About a year ago, I happened upon this statement about the Monitor in the Harvard Business Review – under the charming heading of “do things that don’t interest you”:

“Many things that end up” being meaningful, writes social scientist Joseph Grenny, “have come from conference workshops, articles, or online videos that began as a chore and ended with an insight. My work in Kenya, for example, was heavily influenced by a Christian Science Monitor article I had forced myself to read 10 years earlier. Sometimes, we call things ‘boring’ simply because they lie outside the box we are currently in.”
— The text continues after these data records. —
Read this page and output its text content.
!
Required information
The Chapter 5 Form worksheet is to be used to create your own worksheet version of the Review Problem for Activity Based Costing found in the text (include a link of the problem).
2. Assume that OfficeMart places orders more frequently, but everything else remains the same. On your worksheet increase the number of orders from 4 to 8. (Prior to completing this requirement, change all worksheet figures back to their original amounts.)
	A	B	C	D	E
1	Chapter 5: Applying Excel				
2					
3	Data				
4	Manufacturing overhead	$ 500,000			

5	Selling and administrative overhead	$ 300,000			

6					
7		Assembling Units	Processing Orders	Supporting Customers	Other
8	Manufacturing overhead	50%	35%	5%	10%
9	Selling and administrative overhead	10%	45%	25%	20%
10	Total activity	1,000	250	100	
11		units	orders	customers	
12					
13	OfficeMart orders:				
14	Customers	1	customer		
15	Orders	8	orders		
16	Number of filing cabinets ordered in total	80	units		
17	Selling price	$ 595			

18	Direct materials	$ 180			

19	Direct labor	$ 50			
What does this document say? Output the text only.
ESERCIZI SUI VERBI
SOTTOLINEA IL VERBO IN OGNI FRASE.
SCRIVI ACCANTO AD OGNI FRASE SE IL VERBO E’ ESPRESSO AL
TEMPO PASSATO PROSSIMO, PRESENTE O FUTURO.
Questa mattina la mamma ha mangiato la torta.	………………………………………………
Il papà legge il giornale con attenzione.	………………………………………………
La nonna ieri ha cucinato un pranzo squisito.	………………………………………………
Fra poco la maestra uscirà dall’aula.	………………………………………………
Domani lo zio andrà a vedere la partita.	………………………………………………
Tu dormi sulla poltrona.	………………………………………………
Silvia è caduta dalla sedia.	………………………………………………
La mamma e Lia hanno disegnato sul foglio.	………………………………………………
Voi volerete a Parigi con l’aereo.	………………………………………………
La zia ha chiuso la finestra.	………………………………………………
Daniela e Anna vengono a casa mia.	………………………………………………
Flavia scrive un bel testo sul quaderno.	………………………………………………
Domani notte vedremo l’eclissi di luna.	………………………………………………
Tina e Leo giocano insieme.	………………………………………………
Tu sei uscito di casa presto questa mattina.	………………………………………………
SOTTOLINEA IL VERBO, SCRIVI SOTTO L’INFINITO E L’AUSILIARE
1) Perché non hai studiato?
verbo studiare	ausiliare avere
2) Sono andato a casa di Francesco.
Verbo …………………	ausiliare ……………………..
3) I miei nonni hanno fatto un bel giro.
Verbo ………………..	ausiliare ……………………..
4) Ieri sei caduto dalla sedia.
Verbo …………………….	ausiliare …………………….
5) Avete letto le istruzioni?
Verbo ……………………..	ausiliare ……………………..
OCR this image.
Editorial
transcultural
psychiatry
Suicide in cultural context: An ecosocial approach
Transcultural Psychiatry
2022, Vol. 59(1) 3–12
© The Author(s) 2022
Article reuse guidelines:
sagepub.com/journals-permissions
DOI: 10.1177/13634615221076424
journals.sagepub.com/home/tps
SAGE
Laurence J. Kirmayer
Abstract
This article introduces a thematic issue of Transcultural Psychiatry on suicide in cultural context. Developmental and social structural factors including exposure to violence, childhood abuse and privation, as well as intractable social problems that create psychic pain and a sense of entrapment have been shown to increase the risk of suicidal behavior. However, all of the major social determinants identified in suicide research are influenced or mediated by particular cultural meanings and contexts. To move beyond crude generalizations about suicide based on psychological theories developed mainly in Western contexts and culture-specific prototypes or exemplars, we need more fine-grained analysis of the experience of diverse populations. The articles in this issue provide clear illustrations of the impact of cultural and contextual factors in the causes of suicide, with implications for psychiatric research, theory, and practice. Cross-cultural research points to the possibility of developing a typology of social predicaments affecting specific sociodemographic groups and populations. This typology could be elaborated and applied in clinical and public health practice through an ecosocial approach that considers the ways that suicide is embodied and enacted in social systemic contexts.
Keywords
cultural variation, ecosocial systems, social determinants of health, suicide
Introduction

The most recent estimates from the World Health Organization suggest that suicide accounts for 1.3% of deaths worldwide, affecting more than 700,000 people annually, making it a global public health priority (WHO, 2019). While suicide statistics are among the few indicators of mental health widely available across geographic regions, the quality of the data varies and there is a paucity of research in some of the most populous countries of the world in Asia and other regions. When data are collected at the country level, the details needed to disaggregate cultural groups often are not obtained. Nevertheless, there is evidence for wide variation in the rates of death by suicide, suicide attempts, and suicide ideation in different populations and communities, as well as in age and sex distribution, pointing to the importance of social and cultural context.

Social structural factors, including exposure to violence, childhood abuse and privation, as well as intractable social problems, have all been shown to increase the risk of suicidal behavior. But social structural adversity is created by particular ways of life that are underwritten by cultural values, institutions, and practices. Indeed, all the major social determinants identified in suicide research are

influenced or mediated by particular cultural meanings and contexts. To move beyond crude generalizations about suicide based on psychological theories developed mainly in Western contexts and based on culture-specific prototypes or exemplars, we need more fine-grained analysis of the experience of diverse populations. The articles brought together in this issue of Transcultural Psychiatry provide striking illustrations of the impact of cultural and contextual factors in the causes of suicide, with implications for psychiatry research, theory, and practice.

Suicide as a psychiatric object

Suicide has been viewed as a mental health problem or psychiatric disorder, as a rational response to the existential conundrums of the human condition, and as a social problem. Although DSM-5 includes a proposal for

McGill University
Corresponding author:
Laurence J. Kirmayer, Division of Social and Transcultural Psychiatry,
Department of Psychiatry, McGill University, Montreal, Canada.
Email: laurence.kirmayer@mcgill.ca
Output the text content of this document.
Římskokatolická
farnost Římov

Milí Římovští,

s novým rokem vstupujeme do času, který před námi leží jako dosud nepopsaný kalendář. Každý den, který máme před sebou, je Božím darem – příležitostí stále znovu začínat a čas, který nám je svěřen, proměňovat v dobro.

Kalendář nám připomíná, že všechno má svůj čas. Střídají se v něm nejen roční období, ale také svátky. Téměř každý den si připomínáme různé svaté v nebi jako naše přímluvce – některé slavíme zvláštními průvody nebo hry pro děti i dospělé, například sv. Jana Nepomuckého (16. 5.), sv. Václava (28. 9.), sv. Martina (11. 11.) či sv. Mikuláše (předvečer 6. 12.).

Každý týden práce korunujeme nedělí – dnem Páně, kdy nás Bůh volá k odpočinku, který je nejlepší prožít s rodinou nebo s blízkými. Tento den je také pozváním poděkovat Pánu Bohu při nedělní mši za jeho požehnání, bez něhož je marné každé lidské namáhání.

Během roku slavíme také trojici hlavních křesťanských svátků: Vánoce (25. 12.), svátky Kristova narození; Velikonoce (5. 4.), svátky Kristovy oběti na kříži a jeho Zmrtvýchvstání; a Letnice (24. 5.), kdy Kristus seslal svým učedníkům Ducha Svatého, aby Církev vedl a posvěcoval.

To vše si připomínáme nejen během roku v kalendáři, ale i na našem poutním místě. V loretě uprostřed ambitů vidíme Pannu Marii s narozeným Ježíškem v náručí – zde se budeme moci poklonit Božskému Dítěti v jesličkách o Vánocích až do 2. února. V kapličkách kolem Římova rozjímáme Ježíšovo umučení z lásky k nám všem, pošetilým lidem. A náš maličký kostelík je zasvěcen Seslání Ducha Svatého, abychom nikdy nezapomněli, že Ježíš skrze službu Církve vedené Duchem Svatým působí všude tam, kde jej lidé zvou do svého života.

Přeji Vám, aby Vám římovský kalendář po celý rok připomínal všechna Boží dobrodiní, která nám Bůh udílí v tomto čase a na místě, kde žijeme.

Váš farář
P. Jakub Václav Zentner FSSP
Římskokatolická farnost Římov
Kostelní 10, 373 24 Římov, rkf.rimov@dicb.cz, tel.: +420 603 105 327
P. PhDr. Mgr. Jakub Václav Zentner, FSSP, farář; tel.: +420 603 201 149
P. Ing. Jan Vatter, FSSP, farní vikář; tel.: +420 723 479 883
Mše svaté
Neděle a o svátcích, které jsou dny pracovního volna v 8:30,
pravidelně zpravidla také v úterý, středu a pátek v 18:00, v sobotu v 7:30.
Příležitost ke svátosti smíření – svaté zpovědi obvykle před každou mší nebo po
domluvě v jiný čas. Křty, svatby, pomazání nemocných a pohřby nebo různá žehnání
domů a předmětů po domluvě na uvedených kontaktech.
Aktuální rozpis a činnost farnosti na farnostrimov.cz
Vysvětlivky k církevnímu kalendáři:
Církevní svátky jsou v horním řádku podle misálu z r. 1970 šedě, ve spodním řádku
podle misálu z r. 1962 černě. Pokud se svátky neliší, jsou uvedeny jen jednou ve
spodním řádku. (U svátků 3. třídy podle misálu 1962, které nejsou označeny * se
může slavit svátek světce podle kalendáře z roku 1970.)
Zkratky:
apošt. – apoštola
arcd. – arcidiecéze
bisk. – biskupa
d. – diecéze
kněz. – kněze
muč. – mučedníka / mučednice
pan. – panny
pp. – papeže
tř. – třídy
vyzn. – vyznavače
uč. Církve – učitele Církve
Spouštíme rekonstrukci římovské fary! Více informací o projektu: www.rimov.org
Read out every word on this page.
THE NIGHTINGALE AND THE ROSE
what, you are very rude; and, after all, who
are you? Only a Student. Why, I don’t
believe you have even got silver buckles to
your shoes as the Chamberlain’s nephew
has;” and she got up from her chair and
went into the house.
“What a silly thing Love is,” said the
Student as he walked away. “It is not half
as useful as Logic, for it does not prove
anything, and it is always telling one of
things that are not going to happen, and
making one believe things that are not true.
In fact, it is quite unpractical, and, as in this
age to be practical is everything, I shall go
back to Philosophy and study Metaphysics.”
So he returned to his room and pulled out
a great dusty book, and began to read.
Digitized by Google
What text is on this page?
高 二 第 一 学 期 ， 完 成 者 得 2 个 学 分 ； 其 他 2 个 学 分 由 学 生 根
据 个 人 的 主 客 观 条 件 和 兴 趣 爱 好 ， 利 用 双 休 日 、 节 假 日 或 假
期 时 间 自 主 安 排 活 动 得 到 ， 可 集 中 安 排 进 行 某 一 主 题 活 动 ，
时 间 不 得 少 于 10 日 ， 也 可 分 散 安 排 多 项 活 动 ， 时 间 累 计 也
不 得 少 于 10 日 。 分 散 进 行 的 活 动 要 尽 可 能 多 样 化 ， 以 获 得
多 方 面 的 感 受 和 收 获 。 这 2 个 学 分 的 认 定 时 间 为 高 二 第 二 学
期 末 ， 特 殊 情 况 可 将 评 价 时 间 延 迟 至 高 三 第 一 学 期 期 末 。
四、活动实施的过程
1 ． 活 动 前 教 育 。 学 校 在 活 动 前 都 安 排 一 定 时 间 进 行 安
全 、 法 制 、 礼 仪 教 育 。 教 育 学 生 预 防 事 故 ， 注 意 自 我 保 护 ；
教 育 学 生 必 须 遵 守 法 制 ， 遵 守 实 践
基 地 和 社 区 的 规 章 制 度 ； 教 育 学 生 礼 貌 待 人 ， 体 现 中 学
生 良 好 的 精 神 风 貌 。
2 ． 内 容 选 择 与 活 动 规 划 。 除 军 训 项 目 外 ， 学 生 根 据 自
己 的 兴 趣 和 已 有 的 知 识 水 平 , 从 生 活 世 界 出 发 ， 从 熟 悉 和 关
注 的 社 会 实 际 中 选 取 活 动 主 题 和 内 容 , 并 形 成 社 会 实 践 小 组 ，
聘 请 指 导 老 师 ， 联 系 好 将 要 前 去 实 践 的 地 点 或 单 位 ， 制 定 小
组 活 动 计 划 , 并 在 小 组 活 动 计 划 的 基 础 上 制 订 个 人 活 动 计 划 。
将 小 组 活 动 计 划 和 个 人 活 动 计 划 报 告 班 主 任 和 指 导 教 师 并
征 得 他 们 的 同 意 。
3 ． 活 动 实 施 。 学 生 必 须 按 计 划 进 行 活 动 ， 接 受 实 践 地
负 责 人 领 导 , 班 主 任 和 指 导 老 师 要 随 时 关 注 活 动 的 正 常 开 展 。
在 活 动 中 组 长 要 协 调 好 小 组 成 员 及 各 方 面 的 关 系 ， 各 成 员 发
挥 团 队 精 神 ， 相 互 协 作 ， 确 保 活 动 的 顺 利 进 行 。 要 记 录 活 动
If you were to come up with a punchline to a joke about the Monitor, that would probably be it. We’re seen as being global, fair, insightful, and perhaps a bit too earnest. We’re the bran muffin of journalism.

But you know what? We change lives. And I’m going to argue that we change lives precisely because we force open that too-small box that most human beings think they live in.

The Monitor is a peculiar little publication that’s hard for the world to figure out. We’re run by a church, but we’re not only for church members and we’re not about converting people. We’re known as being fair even as the world becomes as polarized as at any time since the newspaper’s founding in 1908.

We have a mission beyond circulation, we want to bridge divides. We’re about kicking down the door of thought everywhere and saying, “You are bigger and more capable than you realize. And we can prove it.”